Les mouvements nationalistes et populistes constituent un autre facteur de perturbation de l’ordre international. En remettant en question la coopération internationale et les accords multilatéraux, ces mouvements privilégient des intérêts nationaux étroits au détriment de la stabilité globale. Le nationalisme et le populisme alimentent les tensions et affaiblissent les institutions internationales existantes, mettant ainsi en péril l’ordre établi.
Les conflits régionaux persistants, tels que ceux au Moyen-Orient, en Afrique et en Asie, ainsi que les tensions géopolitiques entre grandes puissances, contribuent également à la fragmentation de l’ordre international et entravent les efforts de coopération. La fragmentation de l’ordre international est également alimentée par les tensions géopolitiques entre grandes puissances, notamment les rivalités entre les États-Unis et la Chine, qui remettent en question la stabilité mondiale. Ces conflits fragilisent la stabilité mondiale et entravent les efforts de coopération, créant ainsi un besoin accru de repenser l’ordre mondial.

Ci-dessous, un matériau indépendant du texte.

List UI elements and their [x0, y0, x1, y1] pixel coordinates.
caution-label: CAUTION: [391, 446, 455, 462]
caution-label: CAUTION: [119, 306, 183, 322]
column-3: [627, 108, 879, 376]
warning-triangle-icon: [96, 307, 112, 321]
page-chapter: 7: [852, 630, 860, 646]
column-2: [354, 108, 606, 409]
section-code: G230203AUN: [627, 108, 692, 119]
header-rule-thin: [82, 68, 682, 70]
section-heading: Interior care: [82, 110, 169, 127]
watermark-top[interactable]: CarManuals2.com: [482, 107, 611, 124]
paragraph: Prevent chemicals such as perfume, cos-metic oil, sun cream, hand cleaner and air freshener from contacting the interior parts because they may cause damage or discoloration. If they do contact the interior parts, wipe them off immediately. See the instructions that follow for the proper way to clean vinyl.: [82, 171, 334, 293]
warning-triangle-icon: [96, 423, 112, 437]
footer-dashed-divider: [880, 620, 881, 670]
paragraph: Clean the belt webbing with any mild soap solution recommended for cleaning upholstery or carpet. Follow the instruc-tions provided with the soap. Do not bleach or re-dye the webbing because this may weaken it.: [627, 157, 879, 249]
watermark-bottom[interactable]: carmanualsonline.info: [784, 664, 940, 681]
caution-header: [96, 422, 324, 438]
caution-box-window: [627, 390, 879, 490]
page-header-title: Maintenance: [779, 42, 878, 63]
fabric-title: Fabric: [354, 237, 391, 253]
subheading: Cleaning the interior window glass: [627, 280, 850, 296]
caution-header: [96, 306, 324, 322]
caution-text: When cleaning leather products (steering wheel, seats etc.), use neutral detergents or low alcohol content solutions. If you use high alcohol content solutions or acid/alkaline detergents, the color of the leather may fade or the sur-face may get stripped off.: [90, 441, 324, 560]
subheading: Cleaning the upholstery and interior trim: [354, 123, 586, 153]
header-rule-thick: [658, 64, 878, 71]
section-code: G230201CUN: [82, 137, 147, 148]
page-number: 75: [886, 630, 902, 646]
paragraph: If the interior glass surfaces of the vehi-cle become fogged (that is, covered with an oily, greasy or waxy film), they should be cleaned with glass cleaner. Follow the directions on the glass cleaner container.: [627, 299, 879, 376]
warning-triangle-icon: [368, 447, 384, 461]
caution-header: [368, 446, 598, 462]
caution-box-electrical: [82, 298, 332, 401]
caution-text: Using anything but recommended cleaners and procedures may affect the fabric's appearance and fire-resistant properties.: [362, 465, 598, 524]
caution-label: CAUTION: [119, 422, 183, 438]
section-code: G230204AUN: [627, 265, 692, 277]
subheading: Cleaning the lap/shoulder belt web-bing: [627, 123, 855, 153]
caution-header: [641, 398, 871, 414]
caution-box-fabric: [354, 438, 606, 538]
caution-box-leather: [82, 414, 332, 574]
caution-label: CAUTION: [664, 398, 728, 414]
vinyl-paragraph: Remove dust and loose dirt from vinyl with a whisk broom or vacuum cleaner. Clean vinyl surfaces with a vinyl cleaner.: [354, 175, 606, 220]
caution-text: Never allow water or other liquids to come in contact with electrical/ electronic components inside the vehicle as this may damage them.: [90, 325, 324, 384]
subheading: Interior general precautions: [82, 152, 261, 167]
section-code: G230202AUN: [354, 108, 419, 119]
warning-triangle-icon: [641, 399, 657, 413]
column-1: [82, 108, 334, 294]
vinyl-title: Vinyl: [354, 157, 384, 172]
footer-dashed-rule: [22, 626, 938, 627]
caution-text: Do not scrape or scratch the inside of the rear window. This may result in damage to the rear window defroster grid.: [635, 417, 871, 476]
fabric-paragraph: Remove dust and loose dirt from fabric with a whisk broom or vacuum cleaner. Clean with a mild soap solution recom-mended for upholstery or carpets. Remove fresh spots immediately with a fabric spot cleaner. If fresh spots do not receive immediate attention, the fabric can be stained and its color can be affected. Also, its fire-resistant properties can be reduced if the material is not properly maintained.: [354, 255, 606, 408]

Enfin, les défis transnationaux et mondiaux, tels que le changement climatique, les pandémies, les migrations massives et le terrorisme, nécessitent une coopération internationale renforcée. Cependant, l’ordre international actuel montre des limites dans sa capacité à répondre efficacement à ces défis complexes. Les acteurs mondiaux doivent donc redoubler d’efforts pour forger un consensus mondial et mettre en place des mécanismes de coopération solides.
Conclusion
L’ordre international actuel est donc contesté et confronté à de profondes transformations. La montée des puissances émergentes, le déclin de l’influence occidentale, les mouvements nationalistes, les conflits régionaux et les défis transnationaux sont autant de facteurs qui contribuent à cette transition vers un nouvel ordre international. Pour relever ces défis, il est crucial de renforcer la coopération internationale, de promouvoir un dialogue ouvert et de forger de nouvelles alliances. L’avenir de l’ordre international dépendra de la capacité des acteurs mondiaux à s’adapter et à collaborer pour construire un monde plus équitable, pacifique et durable. Il ne s’agit pas pour autant de favoriser la réinvention d’approches culturalistes pour mieux les circonscrire et en limiter la portée. Au contraire, l’écoute de ces autres narratifs est une manière de mieux saisir la complexité du monde dans un contexte de multipolarité.
Ce nouvel ordre international « décentré » des préoccupations occidentales marque donc une transition majeure dans les équilibres mondiaux. L’Occident n’est plus le seul centre de pouvoir et d’influence, de nouvelles forces émergent avec leurs propres visions du monde. Cette transition offre des opportunités pour une coopération internationale renforcée, mais elle comporte également des défis et des tensions. La construction d’un nouvel équilibre mondial nécessitera des efforts concertés et une volonté de revoir les schémas de pensée et les structures hérités du passé. Se préparer à cette ère post-occidentale est essentiel pour naviguer avec succès dans les défis et les opportunités de notre temps. ♦
(1) L’acronyme BRICS désigne un groupe de cinq pays (en anglais : Brazil, Russia, India, China, South Africa) qui se réunissent depuis 2011 en sommets annuels.